We summarize the main computation steps of the performance measures for the average case:

  1. 1.

    Applying (39), (54) and (57) to obtain \(\pi ^{*},\mathbf {E}(\tau )\) and \(\mathbf {E}(T^{\prime })\); then derive E(C) and \(\overline{\textit{SC}}\).

  2. 2.

    Using (41) and (42) to obtain \(\widehat{\mathbf {h}}_{1}(0)\) and \(\widehat{\mathbf {h}}_{2}(0)\); then compute \(\overline{\textit{HC}}.\)

  3. 3.

    Similarly, use (43) and (44) to obtain \(\widehat{\mathbf {p}}_{1}(0)\) and \(\widehat{\mathbf {p}}_{2}(0)\) which leads to \(\overline{\textit{PC}}.\)

  4. 4.

    Finally, Corollary 5.1 and (27) leads to \(\widehat{\mathbf {u}}(0)\) and \(\overline{\textit{UC}}.\)

Fig. 6
figure 6

The average production cost, \(\overline{\textit{PC}}\)

Fig. 7
figure 7

The average ON period length, \(E(\tau )\)

Fig. 8
figure 8

The average OFF period length, \(E(T^{\prime })\)

Example 2

We consider the same data as in Example 1. This time we vary q in \(\{5,7,10,12,15\}\).

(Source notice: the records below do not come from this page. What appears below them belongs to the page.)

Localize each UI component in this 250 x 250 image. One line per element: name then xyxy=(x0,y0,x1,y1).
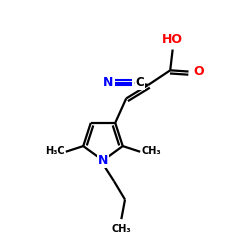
Text: H₃C: H₃C xyxy=(45,146,64,156)
Text: CH₃: CH₃ xyxy=(112,224,131,234)
Text: O: O xyxy=(194,65,204,78)
Text: N: N xyxy=(98,154,108,167)
Text: C: C xyxy=(136,76,144,89)
Text: N: N xyxy=(103,76,113,89)
Text: HO: HO xyxy=(162,33,183,46)
Text: CH₃: CH₃ xyxy=(142,146,161,156)
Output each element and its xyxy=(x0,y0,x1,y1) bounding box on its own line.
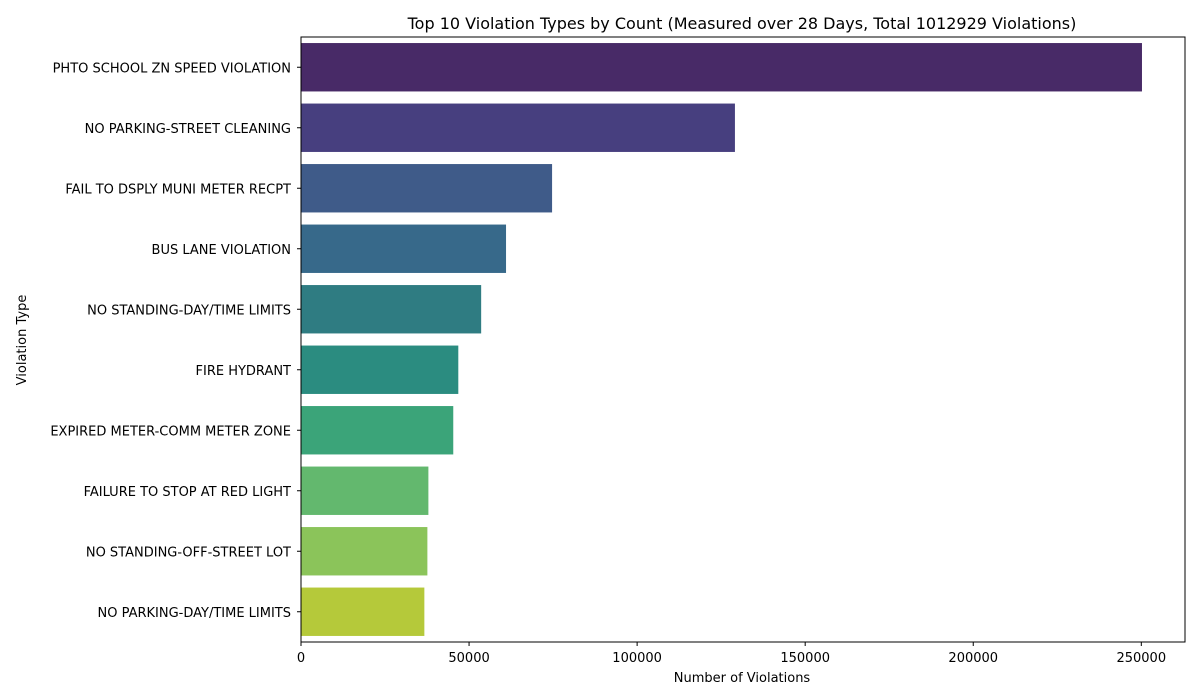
y-tick-label: NO PARKING-DAY/TIME LIMITS xyxy=(97,606,291,621)
bar xyxy=(301,285,482,334)
x-axis-label: Number of Violations xyxy=(674,671,811,686)
y-axis-label: Violation Type xyxy=(15,295,30,386)
x-tick-label: 250000 xyxy=(1116,651,1166,666)
x-tick-label: 100000 xyxy=(612,651,662,666)
bar xyxy=(301,406,454,455)
y-tick-label: BUS LANE VIOLATION xyxy=(152,243,291,258)
y-tick-label: FIRE HYDRANT xyxy=(196,364,292,379)
bar xyxy=(301,224,507,273)
y-tick-label: EXPIRED METER-COMM METER ZONE xyxy=(50,424,291,439)
plot-frame xyxy=(300,36,1186,643)
y-tick-label: PHTO SCHOOL ZN SPEED VIOLATION xyxy=(53,61,291,76)
bar xyxy=(301,103,735,152)
bar xyxy=(301,345,459,394)
y-tick-label: NO STANDING-DAY/TIME LIMITS xyxy=(87,303,291,318)
bar xyxy=(301,527,428,576)
y-tick-label: NO PARKING-STREET CLEANING xyxy=(85,122,291,137)
bar xyxy=(301,587,425,636)
x-tick-label: 0 xyxy=(297,651,305,666)
bar xyxy=(301,43,1142,92)
y-tick-label: NO STANDING-OFF-STREET LOT xyxy=(86,545,291,560)
y-tick-label: FAIL TO DSPLY MUNI METER RECPT xyxy=(65,182,291,197)
x-tick-label: 200000 xyxy=(948,651,998,666)
chart-title: Top 10 Violation Types by Count (Measure… xyxy=(407,14,1077,33)
bar xyxy=(301,466,429,515)
x-tick-label: 150000 xyxy=(780,651,830,666)
y-tick-label: FAILURE TO STOP AT RED LIGHT xyxy=(84,485,291,500)
x-tick-label: 50000 xyxy=(448,651,489,666)
plot-area: PHTO SCHOOL ZN SPEED VIOLATION NO PARKING… xyxy=(50,36,1186,666)
bar xyxy=(301,164,553,213)
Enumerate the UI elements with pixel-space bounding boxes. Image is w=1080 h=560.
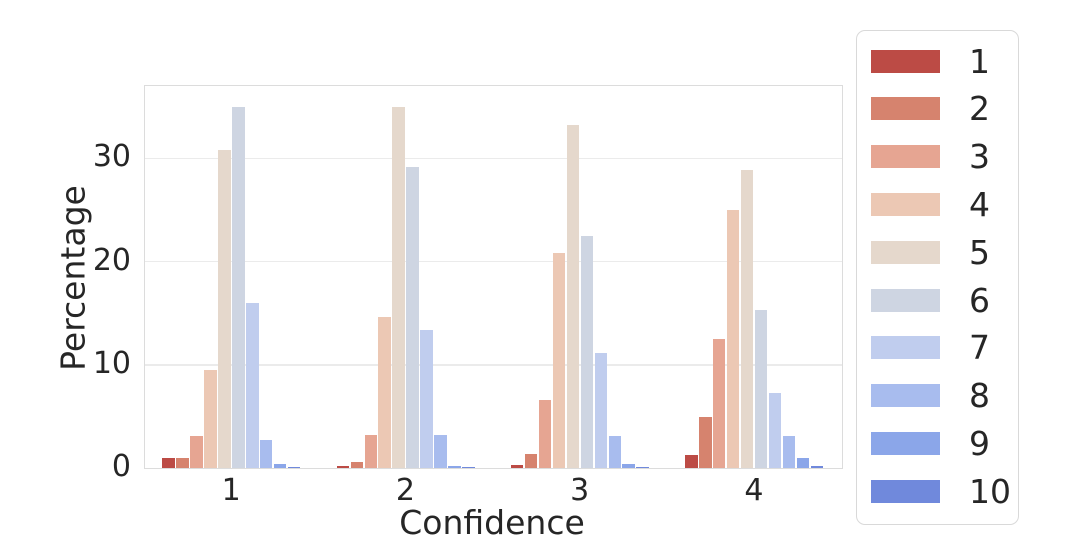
bar-confidence-3-rating-4 bbox=[552, 253, 566, 468]
legend-label: 1 bbox=[969, 41, 990, 81]
bar-confidence-2-rating-1 bbox=[336, 466, 350, 468]
bar-confidence-4-rating-4 bbox=[726, 209, 740, 468]
bar-confidence-4-rating-9 bbox=[796, 457, 810, 468]
bar-confidence-3-rating-1 bbox=[510, 464, 524, 468]
legend-swatch-icon bbox=[871, 431, 940, 455]
bar-confidence-1-rating-4 bbox=[204, 369, 217, 468]
bar-confidence-3-rating-8 bbox=[608, 436, 621, 468]
legend-label: 10 bbox=[969, 471, 1011, 511]
legend-item-8: 8 bbox=[871, 379, 990, 412]
gridline-y30 bbox=[145, 157, 842, 160]
bar-confidence-3-rating-5 bbox=[566, 125, 580, 468]
gridline-y20 bbox=[145, 260, 842, 263]
bar-confidence-3-rating-10 bbox=[636, 466, 649, 468]
bar-confidence-1-rating-3 bbox=[190, 436, 203, 468]
bar-confidence-2-rating-6 bbox=[406, 166, 419, 468]
legend-item-2: 2 bbox=[871, 92, 990, 125]
legend-swatch-icon bbox=[871, 192, 940, 216]
legend-label: 5 bbox=[969, 232, 990, 272]
legend-swatch-icon bbox=[871, 97, 940, 121]
bar-confidence-2-rating-3 bbox=[364, 434, 377, 468]
legend-swatch-icon bbox=[871, 479, 940, 503]
y-tick-label-10: 10 bbox=[92, 345, 131, 381]
legend-swatch-icon bbox=[871, 49, 940, 73]
bar-confidence-2-rating-5 bbox=[392, 106, 405, 468]
bar-confidence-4-rating-7 bbox=[768, 392, 782, 468]
bar-confidence-3-rating-3 bbox=[538, 399, 552, 468]
gridline-y10 bbox=[145, 364, 842, 366]
legend-item-4: 4 bbox=[871, 188, 990, 221]
x-axis-label: Confidence bbox=[399, 503, 585, 542]
bar-confidence-4-rating-3 bbox=[713, 338, 726, 468]
bar-confidence-3-rating-7 bbox=[594, 353, 607, 468]
bar-confidence-4-rating-6 bbox=[754, 310, 768, 468]
legend-item-5: 5 bbox=[871, 236, 990, 269]
legend-label: 8 bbox=[969, 376, 990, 416]
y-tick-label-0: 0 bbox=[111, 449, 131, 484]
legend-swatch-icon bbox=[871, 384, 940, 408]
bar-confidence-4-rating-5 bbox=[740, 169, 754, 468]
y-tick-label-30: 30 bbox=[92, 139, 131, 175]
x-tick-label-4: 4 bbox=[744, 473, 764, 508]
legend-swatch-icon bbox=[871, 336, 940, 360]
bar-confidence-2-rating-10 bbox=[462, 467, 475, 468]
legend-label: 3 bbox=[969, 137, 990, 177]
bar-confidence-1-rating-10 bbox=[287, 466, 301, 468]
legend-item-3: 3 bbox=[871, 140, 990, 173]
legend-label: 6 bbox=[969, 280, 990, 320]
legend-swatch-icon bbox=[871, 288, 940, 312]
legend-item-1: 1 bbox=[871, 45, 990, 78]
bar-confidence-1-rating-6 bbox=[232, 106, 245, 468]
bar-confidence-4-rating-1 bbox=[685, 454, 698, 468]
bar-confidence-3-rating-2 bbox=[524, 453, 538, 468]
legend-item-7: 7 bbox=[871, 331, 990, 364]
bar-confidence-3-rating-6 bbox=[580, 235, 594, 468]
bar-confidence-1-rating-9 bbox=[273, 463, 287, 468]
x-tick-label-2: 2 bbox=[395, 473, 415, 508]
legend-label: 9 bbox=[969, 423, 990, 463]
bar-confidence-2-rating-8 bbox=[434, 434, 447, 468]
bar-confidence-4-rating-10 bbox=[810, 465, 824, 468]
bar-confidence-4-rating-2 bbox=[699, 417, 712, 468]
legend: 1 2 3 4 5 6 7 8 9 10 bbox=[856, 30, 1019, 525]
legend-label: 2 bbox=[969, 89, 990, 129]
bar-confidence-4-rating-8 bbox=[782, 436, 796, 468]
x-tick-label-1: 1 bbox=[221, 473, 241, 508]
bar-confidence-1-rating-5 bbox=[218, 150, 231, 468]
bar-confidence-2-rating-7 bbox=[420, 329, 433, 468]
bar-confidence-2-rating-9 bbox=[448, 465, 461, 468]
legend-item-10: 10 bbox=[871, 475, 1011, 508]
legend-swatch-icon bbox=[871, 145, 940, 169]
x-tick-label-3: 3 bbox=[570, 473, 590, 508]
bar-confidence-2-rating-2 bbox=[350, 461, 364, 468]
legend-label: 4 bbox=[969, 184, 990, 224]
legend-item-6: 6 bbox=[871, 284, 990, 317]
bar-confidence-1-rating-7 bbox=[246, 302, 259, 468]
legend-swatch-icon bbox=[871, 240, 940, 264]
legend-item-9: 9 bbox=[871, 427, 990, 460]
bar-confidence-1-rating-8 bbox=[260, 440, 273, 468]
bar-confidence-3-rating-9 bbox=[622, 463, 635, 468]
legend-label: 7 bbox=[969, 328, 990, 368]
bar-confidence-1-rating-2 bbox=[176, 457, 189, 468]
bar-confidence-1-rating-1 bbox=[162, 457, 175, 468]
y-tick-label-20: 20 bbox=[92, 242, 131, 278]
bar-confidence-2-rating-4 bbox=[378, 317, 391, 468]
plot-area bbox=[144, 85, 843, 469]
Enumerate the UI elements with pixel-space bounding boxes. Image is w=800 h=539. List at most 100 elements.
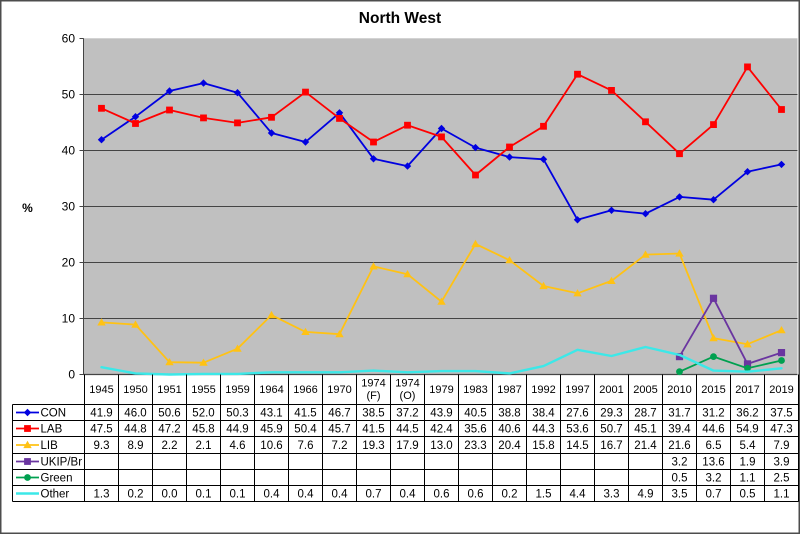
svg-text:1974: 1974 <box>395 378 419 390</box>
svg-text:1997: 1997 <box>565 384 589 396</box>
svg-text:0.4: 0.4 <box>264 489 281 501</box>
svg-text:0.4: 0.4 <box>298 489 315 501</box>
svg-text:5.4: 5.4 <box>740 440 757 452</box>
svg-text:60: 60 <box>62 32 76 46</box>
svg-text:1.1: 1.1 <box>740 473 756 485</box>
svg-text:23.3: 23.3 <box>464 440 486 452</box>
svg-text:1979: 1979 <box>429 384 453 396</box>
svg-text:46.7: 46.7 <box>328 408 350 420</box>
svg-text:36.2: 36.2 <box>736 408 758 420</box>
svg-text:30: 30 <box>62 200 76 214</box>
svg-text:20.4: 20.4 <box>498 440 521 452</box>
svg-text:28.7: 28.7 <box>634 408 656 420</box>
svg-text:21.4: 21.4 <box>634 440 657 452</box>
svg-text:4.4: 4.4 <box>570 489 587 501</box>
svg-text:0.5: 0.5 <box>740 489 756 501</box>
svg-text:2001: 2001 <box>599 384 623 396</box>
svg-text:0: 0 <box>68 368 75 382</box>
svg-text:45.1: 45.1 <box>634 424 656 436</box>
svg-text:50: 50 <box>62 88 76 102</box>
svg-text:0.0: 0.0 <box>162 489 178 501</box>
svg-text:(F): (F) <box>366 390 380 402</box>
svg-text:54.9: 54.9 <box>736 424 758 436</box>
svg-text:%: % <box>22 201 33 215</box>
svg-text:1983: 1983 <box>463 384 487 396</box>
svg-text:27.6: 27.6 <box>566 408 588 420</box>
svg-text:13.0: 13.0 <box>430 440 452 452</box>
svg-text:41.5: 41.5 <box>362 424 384 436</box>
svg-text:43.1: 43.1 <box>260 408 282 420</box>
svg-text:0.7: 0.7 <box>366 489 382 501</box>
svg-text:41.9: 41.9 <box>90 408 112 420</box>
svg-text:43.9: 43.9 <box>430 408 452 420</box>
svg-text:39.4: 39.4 <box>668 424 691 436</box>
svg-text:44.3: 44.3 <box>532 424 554 436</box>
svg-text:37.5: 37.5 <box>770 408 792 420</box>
svg-text:0.1: 0.1 <box>196 489 212 501</box>
svg-text:0.2: 0.2 <box>502 489 518 501</box>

Figures 67 and 8 presents the average production cost \(\overline{\textit{PC}}\), the average ON period length \(E(\tau )\) and the average OFF period length \(E(T^{\prime })\). As expected, \(\overline{\textit{PC}}\) increases as a function of both \(\gamma _{1}\) and q. Figures 6 and 7 shows that both \(E(\tau )\) and \(E(T^{\prime })\) increases as a function of q;  however \(E(\tau )\) decreases as a function of \(\gamma _{1}\) and \(E(T^{\prime })\) almost unaffected by \(\gamma _{1}\) since increasing \(\gamma _{1}\) does not affect on the OFF functionals.